Another challenge involves sorting through the many variations of meditative practice.
Recent scientific exploration has largely focused on the secular practice of mindful meditation, but meditation is also a component of several ancient religious traditions, with variations. Even within the community practicing secular mindful meditation, there are variations that may be scientifically meaningful, such as how often one meditates and how long the sessions are. Desbordes herself has an interest in a variation called compassion meditation, whose aim is to increase caring for those around us.
Amid this variation, an eight-week mindfulness-based stress reduction course developed in the 1970s by Jon Kabat-Zinn at the University of Massachusetts Medical Center has become something of a clinical and scientific standard. The course involves weekly two- or 2½-hour group training sessions, 45 minutes of daily work on one’s own, and a daylong retreat. The mindfulness-based cognitive therapy used in Desbordes’ current work is a variation on that program and incorporates elements of cognitive behavioral therapy, which involves talk therapy effective in treating depression.

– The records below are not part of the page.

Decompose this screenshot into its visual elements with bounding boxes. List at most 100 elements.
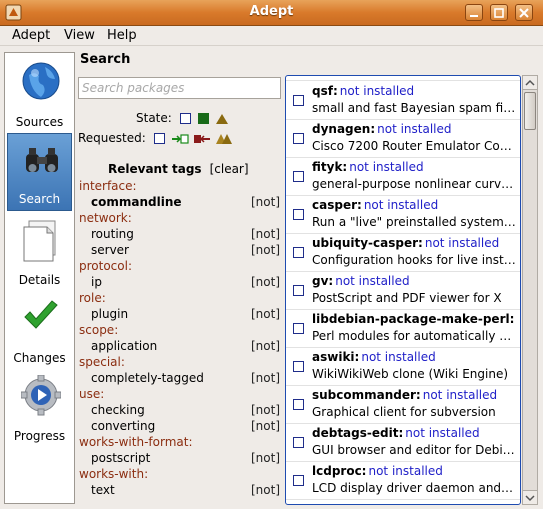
- package-name: qsf:: [312, 84, 338, 98]
- package-row[interactable]: fityk: not installed general-purpose nonli…: [286, 158, 520, 196]
- tag-row[interactable]: checking [not]: [78, 402, 282, 418]
- tag-not-toggle[interactable]: [not]: [251, 306, 280, 322]
- tag-not-toggle[interactable]: [not]: [251, 274, 280, 290]
- package-row[interactable]: libdebian-package-make-perl: Perl modules…: [286, 310, 520, 348]
- package-name: dynagen:: [312, 122, 376, 136]
- tag-name[interactable]: plugin: [91, 306, 128, 322]
- tag-name[interactable]: postscript: [91, 450, 150, 466]
- tag-row[interactable]: plugin [not]: [78, 306, 282, 322]
- package-list[interactable]: qsf: not installed small and fast Bayesian…: [285, 75, 521, 505]
- tag-name[interactable]: converting: [91, 418, 155, 434]
- sidebar-item-progress[interactable]: Progress: [7, 369, 72, 447]
- package-description: Configuration hooks for live installer: [312, 253, 516, 267]
- package-name-line: casper: not installed: [312, 198, 438, 212]
- package-name-line: qsf: not installed: [312, 84, 414, 98]
- scroll-down-button[interactable]: [523, 490, 537, 504]
- package-name: subcommander:: [312, 388, 421, 402]
- sidebar-item-sources[interactable]: Sources: [7, 55, 72, 133]
- package-row[interactable]: qsf: not installed small and fast Bayesian…: [286, 82, 520, 120]
- tag-not-toggle[interactable]: [not]: [251, 482, 280, 498]
- package-checkbox[interactable]: [293, 247, 304, 258]
- package-description: Perl modules for automatically generatin…: [312, 329, 516, 343]
- menu-view[interactable]: View: [64, 28, 95, 43]
- request-remove-icon[interactable]: [193, 133, 211, 145]
- package-row[interactable]: aswiki: not installed WikiWikiWeb clone (W…: [286, 348, 520, 386]
- close-button[interactable]: [515, 4, 533, 21]
- package-row-partial[interactable]: [286, 76, 520, 81]
- package-row[interactable]: dynagen: not installed Cisco 7200 Router E…: [286, 120, 520, 158]
- tag-not-toggle[interactable]: [not]: [251, 402, 280, 418]
- view-sidebar: Sources Search Details Changes Progress: [4, 52, 75, 504]
- package-list-scrollbar[interactable]: [522, 75, 538, 505]
- state-upgradable-icon[interactable]: [215, 113, 229, 125]
- package-checkbox[interactable]: [293, 475, 304, 486]
- menu-bar: Adept View Help: [0, 26, 543, 46]
- package-checkbox[interactable]: [293, 437, 304, 448]
- tag-name[interactable]: commandline: [91, 194, 182, 210]
- sidebar-item-search[interactable]: Search: [7, 133, 72, 211]
- package-row[interactable]: debtags-edit: not installed GUI browser an…: [286, 424, 520, 462]
- tag-row[interactable]: postscript [not]: [78, 450, 282, 466]
- tag-row[interactable]: completely-tagged [not]: [78, 370, 282, 386]
- state-not-installed-checkbox[interactable]: [179, 113, 191, 124]
- tag-row[interactable]: routing [not]: [78, 226, 282, 242]
- state-installed-icon[interactable]: [198, 113, 210, 124]
- tag-name[interactable]: text: [91, 482, 115, 498]
- package-checkbox[interactable]: [293, 399, 304, 410]
- package-status: not installed: [377, 122, 452, 136]
- tag-not-toggle[interactable]: [not]: [251, 338, 280, 354]
- clear-tags-link[interactable]: [clear]: [210, 162, 249, 176]
- package-description: GUI browser and editor for Debian tags: [312, 443, 516, 457]
- package-checkbox[interactable]: [293, 323, 304, 334]
- tag-not-toggle[interactable]: [not]: [251, 450, 280, 466]
- sidebar-item-changes[interactable]: Changes: [7, 291, 72, 369]
- package-checkbox[interactable]: [293, 361, 304, 372]
- package-row[interactable]: lcdproc: not installed LCD display driver …: [286, 462, 520, 500]
- tag-row[interactable]: text [not]: [78, 482, 282, 498]
- tag-row[interactable]: ip [not]: [78, 274, 282, 290]
- menu-help[interactable]: Help: [107, 28, 137, 43]
- title-bar[interactable]: Adept: [0, 0, 543, 26]
- tag-row[interactable]: commandline [not]: [78, 194, 282, 210]
- tag-name[interactable]: server: [91, 242, 129, 258]
- package-checkbox[interactable]: [293, 95, 304, 106]
- package-checkbox[interactable]: [293, 285, 304, 296]
- scroll-thumb[interactable]: [524, 92, 536, 130]
- tag-not-toggle[interactable]: [not]: [251, 418, 280, 434]
- package-checkbox[interactable]: [293, 133, 304, 144]
- tag-row[interactable]: application [not]: [78, 338, 282, 354]
- package-checkbox[interactable]: [293, 171, 304, 182]
- menu-adept[interactable]: Adept: [12, 28, 50, 43]
- package-status: not installed: [335, 274, 410, 288]
- scroll-up-button[interactable]: [523, 76, 537, 90]
- tag-facet: role:: [79, 291, 106, 305]
- package-row[interactable]: casper: not installed Run a "live" preinst…: [286, 196, 520, 234]
- package-row[interactable]: subcommander: not installed Graphical clie…: [286, 386, 520, 424]
- requested-none-checkbox[interactable]: [153, 133, 165, 144]
- tag-name[interactable]: checking: [91, 402, 145, 418]
- sidebar-item-details[interactable]: Details: [7, 213, 72, 291]
- tag-name[interactable]: completely-tagged: [91, 370, 204, 386]
- tag-row[interactable]: converting [not]: [78, 418, 282, 434]
- tag-name[interactable]: ip: [91, 274, 102, 290]
- tag-name[interactable]: application: [91, 338, 157, 354]
- tag-not-toggle[interactable]: [not]: [251, 242, 280, 258]
- package-description: Graphical client for subversion: [312, 405, 496, 419]
- package-row[interactable]: gv: not installed PostScript and PDF viewe…: [286, 272, 520, 310]
- tag-not-toggle[interactable]: [not]: [251, 370, 280, 386]
- requested-label: Requested:: [78, 131, 146, 145]
- request-install-icon[interactable]: [171, 133, 190, 145]
- minimize-button[interactable]: [465, 4, 483, 21]
- tag-row[interactable]: server [not]: [78, 242, 282, 258]
- tag-not-toggle[interactable]: [not]: [251, 226, 280, 242]
- package-checkbox[interactable]: [293, 209, 304, 220]
- maximize-button[interactable]: [490, 4, 508, 21]
- package-name: fityk:: [312, 160, 348, 174]
- package-name: casper:: [312, 198, 362, 212]
- tags-header: Relevant tags [clear]: [108, 162, 249, 176]
- tag-name[interactable]: routing: [91, 226, 134, 242]
- search-input[interactable]: [78, 77, 281, 99]
- package-row[interactable]: ubiquity-casper: not installed Configurati…: [286, 234, 520, 272]
- request-upgrade-icon[interactable]: [215, 133, 233, 145]
- tag-not-toggle[interactable]: [not]: [251, 194, 280, 210]
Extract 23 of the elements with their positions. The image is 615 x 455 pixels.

Ultimately, Desbordes said she’s interested in teasing out just what in mindful meditation can work against depression. If researchers can identify what elements are effective, the therapy may be refined to be more successful. Shapero is also interested in using the study to refine treatment. Since some patients benefit from mindfulness meditation and some do not, he’d like to better understand how to differentiate between the two.
“Once we know which ingredients are successful, we can do more of that and less, maybe, of the parts that are less effective,” Desbordes said.
Research funding includes the National Center for Complementary and Integrative Health.